With Monbulk, Lilydale and Knox, as well as the Community Bank and other clubs, each giving what they could to get Upwey Tecoma back on their feet, Les said the club would have nearly half of the lost amount back.

“We won’t recoup it, there’s no doubt about that. It would take us a month of Sundays to recoup $120,000 because we’re only a very small club,” he said.

“We don’t have poker machines. So we rely on people coming along to the club and playing, barefoot bowls, and Jack attack, and hiring the facility from us.

“But the community has been quite good. I mean, to say a lot of people have come to Jack attack and said ‘we’re here because of what happened’. So that’s been encouraging.”

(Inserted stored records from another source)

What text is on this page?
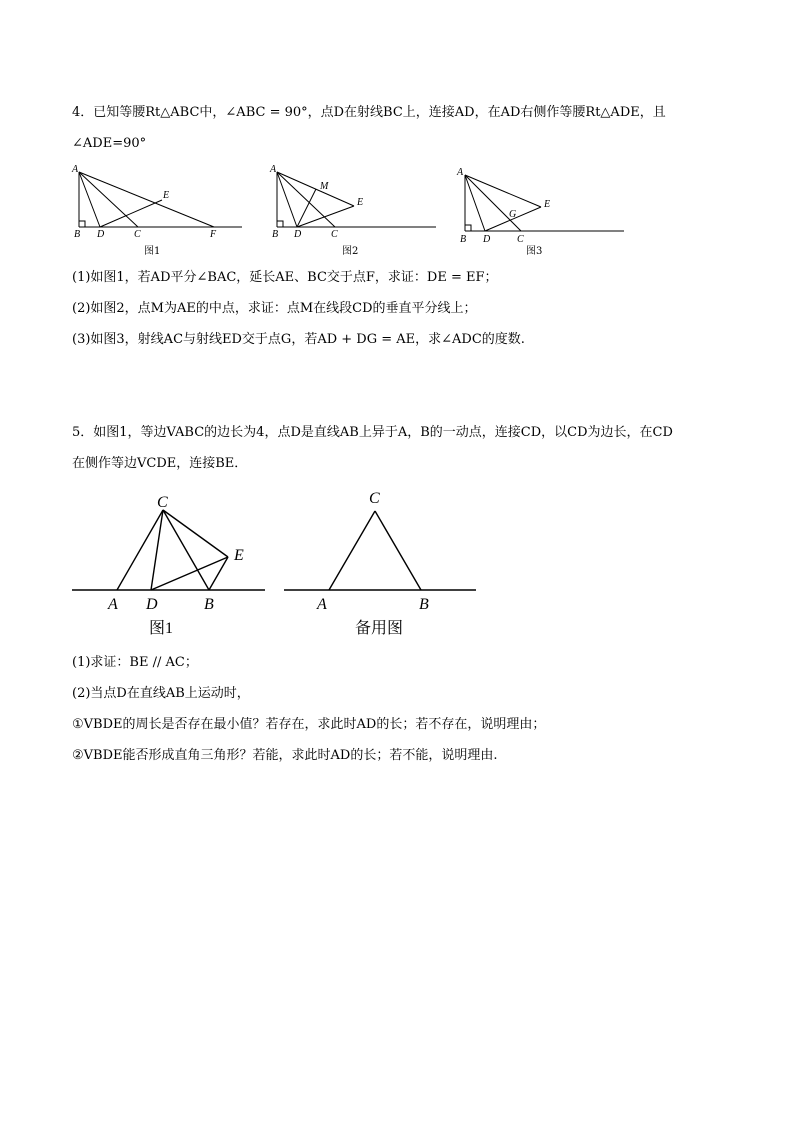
4．已知等腰Rt△ABC中，∠ABC = 90°，点D在射线BC上，连接AD，在AD右侧作等腰Rt△ADE，且
∠ADE=90°
A
B D	C
E
F
图1
A
M
E
B D	C
图2
A
E
G
B D	C
图3
(1)如图1，若AD平分∠BAC，延长AE、BC交于点F，求证：DE = EF；
(2)如图2，点M为AE的中点，求证：点M在线段CD的垂直平分线上；
(3)如图3，射线AC与射线ED交于点G，若AD + DG = AE，求∠ADC的度数.
5．如图1，等边VABC的边长为4，点D是直线AB上异于A，B的一动点，连接CD，以CD为边长，在CD
在侧作等边VCDE，连接BE．
C
E
A D	B
图1
C
A	B
备用图
(1)求证：BE // AC；
(2)当点D在直线AB上运动时，
①VBDE的周长是否存在最小值？若存在，求此时AD的长；若不存在，说明理由；
②VBDE能否形成直角三角形？若能，求此时AD的长；若不能，说明理由.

Although not to the same extent, on 25 October 2022, Mooroolbark Bowls Club also experienced flooding of one of its greens, something Neville said “we’re going to have to replace ourselves”.

“We’ve repaired it as much as we can ourselves, but we’ll have to replace that eventually,” he said.

“Upwey Tecoma only has two greens, whereas we’ve got three so we can get by. It’s all fundraising as well, club’s have barefoot bowls and all those sorts of things for extra revenue, so they were struggling with that as well. Having one green not playable makes it very hard.”

While Upwey Tecoma is back up and running, competing and hosting events, the reality of needing to replace the second green is approaching.

“We’ve got about eight years until we have to replace the back green, and that’s going to cost us I would think at current prices about $220,000.

“So we would have been on target had this not happened. But now that it’s happened, we’re probably four or five years behind.”

While donations have slowed, Les said the best thing to do for not only Upwey Tecoma but for all community clubs, is to support barefoot bowls or venue hire.

Keeping that community spirit and support at the heart of bowling clubs across the region, Neville said, is an important part of what they’re established to do.

“All bowls clubs are really community based. We’ve got a few younger people and young players, but the majority would be over 60 and probably 85 per cent of our members are over 70, like most clubs.

“It’s a social outlet for a lot of those types of people in the community. And also different community groups use the clubs for different reasons, for charity days, or fundraising days, and that sort of thing. So we are part of the community.”